Con la proximidad de las elecciones, ha vuelto la angustia y el desasosiego nuevamente a ese segundo escalón. Como diría Ussía, esas decenas de traseros que ocupan poltronas políticas y administrativas se preguntan qué va a ser de ellas. Son, mayoritariamente, políticos de segunda y tercera fila. Muchos de ellos no tienen un origen político. Se les ha designado después de una suerte de casting del consejero o del presidente provincial del partido o de un amigo de un amigo. También, otros han sido sugeridos y a veces impuestos.
Hay, sin embargo, segundas y terceras filas que tienen sus propias aspiraciones políticas y ya se están buscando acomodo. El caso más significativo, el director de Planificación e Inspección Educativa, Emilio Gutiérrez, que se va de candidato a la alcaldía de León; la directora de Telecomunicaciones, Carolina Blasco, que irá en las listas del Ayuntamiento de Burgos; de la siempre bien colocada directora de Atención al Ciudadano, Cristina Gredilla, que no está “pero se la espera”; el inquieto director de Protección Civil, Luis Aznar, al que guardan un lugar en León; el director de Migratorias, Félix Colsa, al que no dejará abandonado Mañueco…

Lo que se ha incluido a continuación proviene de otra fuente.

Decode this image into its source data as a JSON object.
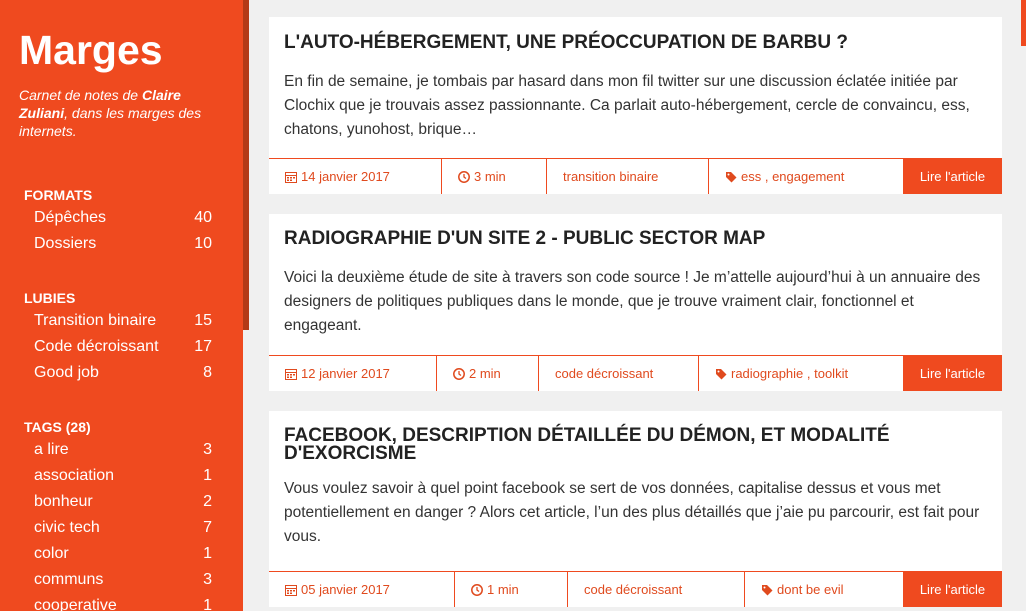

El resto, descontando algunas políticas con vocación de primera fila, comienzan a hacer cábalas respecto a si serán o no nuevamente las elegidas en un futuro gobierno ‘capitidisminuido’. Otros tienen muy claro que serán borrados de un plumazo porque han estado excesivamente pendientes de su futuro profesional personal y han hecho un flaco favor a la Comunidad y a sus mentores.